Wall Street ends down, nervous in the face of rising rates

(New York) The New York Stock Exchange ended down on Tuesday, caught in headwinds, from the rise in bond rates to that of oil prices, but without panicking.

The Dow Jones fell 1.00%, the NASDAQ index fell 0.95% and the broader S&P 500 index lost 0.72%.

“Higher bond yields are an excuse to take some money off the table and make some profits,” explained Patrick O’Hare of Briefing.com

The yield on 10-year US government bonds rose to 4.40%, for the first time in more than four months.

This tension follows the publication on Monday of a price indicator which showed a jump in March in the manufacturing industry in the United States.

For Patrick O’Hare, the New York market also noted the bout of oil fever, at its highest in five months, against a backdrop of deterioration in the geopolitical situation in the Middle East.

Beyond inflation, Wall Street saw in the JOLTS employment report on Tuesday a new sign of an economy that refuses to give in.

The document showed that in February the rate of layoffs remained below its pre-coronavirus pandemic level.

This report “is likely to allay any fears among members of the Federal Reserve (the American central bank) regarding the risks for the economy of a patient approach to rate cuts,” commented Nancy in a note. Vanden Houten of Oxford Economics.

The market was also treated to some bad news on the microeconomic side, notably forecasts far below expectations from the holding company PVH Corp (-22.22%), which controls the Calvin Klein and Tommy Hilfiger brands.

“It is in line with other alerts that we have received from other distribution brands,” argued Patrick O’Hare, including sports equipment manufacturers Nike and Lululemon.

“This raises a little apprehension about a decline in discretionary spending” (non-essential), said the analyst.

Another downside is the collapse of health insurers, notably UnitedHealth Group (-6.44%), the largest weighting of the Dow Jones which weighs more than 8% of the index, as well as Humana (-13.41%) or CVS Heatlth (-7.21%).

They were reacting to communication from the American government, which set the prices of its Medicare Advantage health coverage program at a lower level than expected, which is eating into the industry’s margins.

Government contracted health insurers cover about 30 million people who sign up for Medicare Advantage.

However, despite this unfavorable configuration, the indices recovered at the end of the session and limited their losses.

“There is no feeling of panic at all,” according to Patrick O’Hare. “It’s an orderly consolidation. »

On the stock market, Tesla made a head-to-tail (-4.97%), after the publication of sales figures significantly below expectations for the first quarter, a disappointment attributed to disruptions in maritime traffic in the Red Sea and to an arson attack at the factory near Berlin, Germany, in early March.

The UPS courier group (+1.04%) benefited from the signing of a new subcontracting contract with the United States Postal Services (USPS), which preferred the Atlanta (Georgia) group to its competitor FedEx (-1.73%).

GE Vernova (+3.85%), which brings together the activities of the former conglomerate GE in renewable energies, made a notable debut in New York for its first day of trading.

GE’s healthcare subsidiary, GE HealthCare, had already been listed on the stock market in January 2023.

The former giant of American capitalism has thus completed its split into three distinct entities. The third company, GE Aerospace, inherits the listed vehicle GE (-2.42%) which previously brought together all the group’s activities.

Toronto Stock Exchange

Canada’s main stock index lost more than 100 points on Tuesday, as losses in financial, industrial and telecommunications stocks offset strength in energy and base metals stocks, while U.S. stock markets also fell.

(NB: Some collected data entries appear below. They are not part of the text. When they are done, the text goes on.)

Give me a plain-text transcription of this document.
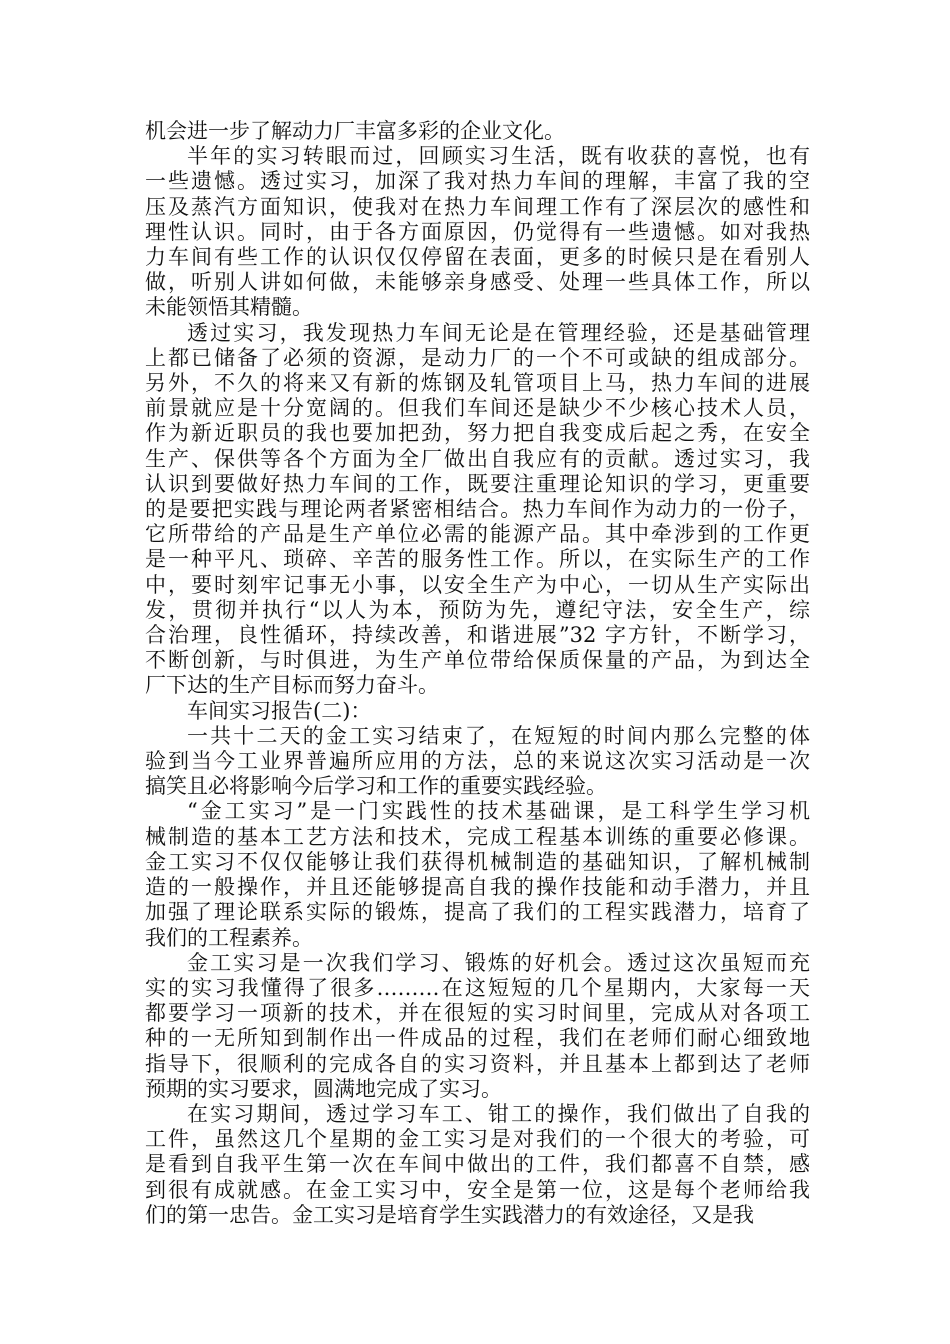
机会进一步了解动力厂丰富多彩的企业文化。
半年的实习转眼而过，回顾实习生活，既有收获的喜悦，也有
一些遗憾。透过实习，加深了我对热力车间的理解，丰富了我的空
压及蒸汽方面知识，使我对在热力车间理工作有了深层次的感性和
理性认识。同时，由于各方面原因，仍觉得有一些遗憾。如对我热
力车间有些工作的认识仅仅停留在表面，更多的时候只是在看别人
做，听别人讲如何做，未能够亲身感受、处理一些具体工作，所以
未能领悟其精髓。
透过实习，我发现热力车间无论是在管理经验，还是基础管理
上都已储备了必须的资源，是动力厂的一个不可或缺的组成部分。
另外，不久的将来又有新的炼钢及轧管项目上马，热力车间的进展
前景就应是十分宽阔的。但我们车间还是缺少不少核心技术人员，
作为新近职员的我也要加把劲，努力把自我变成后起之秀，在安全
生产、保供等各个方面为全厂做出自我应有的贡献。透过实习，我
认识到要做好热力车间的工作，既要注重理论知识的学习，更重要
的是要把实践与理论两者紧密相结合。热力车间作为动力的一份子，
它所带给的产品是生产单位必需的能源产品。其中牵涉到的工作更
是一种平凡、琐碎、辛苦的服务性工作。所以，在实际生产的工作
中，要时刻牢记事无小事，以安全生产为中心，一切从生产实际出
发，贯彻并执行“以人为本，预防为先，遵纪守法，安全生产，综
合治理，良性循环，持续改善，和谐进展”32 字方针，不断学习，
不断创新，与时俱进，为生产单位带给保质保量的产品，为到达全
厂下达的生产目标而努力奋斗。
车间实习报告(二)：
一共十二天的金工实习结束了，在短短的时间内那么完整的体
验到当今工业界普遍所应用的方法，总的来说这次实习活动是一次
搞笑且必将影响今后学习和工作的重要实践经验。
“金工实习”是一门实践性的技术基础课，是工科学生学习机
械制造的基本工艺方法和技术，完成工程基本训练的重要必修课。
金工实习不仅仅能够让我们获得机械制造的基础知识，了解机械制
造的一般操作，并且还能够提高自我的操作技能和动手潜力，并且
加强了理论联系实际的锻炼，提高了我们的工程实践潜力，培育了
我们的工程素养。
金工实习是一次我们学习、锻炼的好机会。透过这次虽短而充
实的实习我懂得了很多………在这短短的几个星期内，大家每一天
都要学习一项新的技术，并在很短的实习时间里，完成从对各项工
种的一无所知到制作出一件成品的过程，我们在老师们耐心细致地
指导下，很顺利的完成各自的实习资料，并且基本上都到达了老师
预期的实习要求，圆满地完成了实习。
在实习期间，透过学习车工、钳工的操作，我们做出了自我的
工件，虽然这几个星期的金工实习是对我们的一个很大的考验，可
是看到自我平生第一次在车间中做出的工件，我们都喜不自禁，感
到很有成就感。在金工实习中，安全是第一位，这是每个老师给我
们的第一忠告。金工实习是培育学生实践潜力的有效途径，又是我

The S&P/TSX Composite Index closed down 110.15 points at 22,075.10.

In New York, the Dow Jones industrial average fell 396.61 points to 39,170.24. The S&P 500 index fell 37.96 points to 5,205.81, while the NASDAQ Composite Index fell 156.38 points to 16,240.45.

The Canadian dollar traded at 73.68 US cents, compared to 73.67 US cents on Monday.

The crude oil contract for May rose US$1.44 to US$85.15 per barrel and the natural gas contract for May rose three cents to US$1.86 per million BTU.

The June gold contract was up US$24.70 at US$2,281.80 an ounce and the May copper contract was up 2 cents at US$4.07 a pound.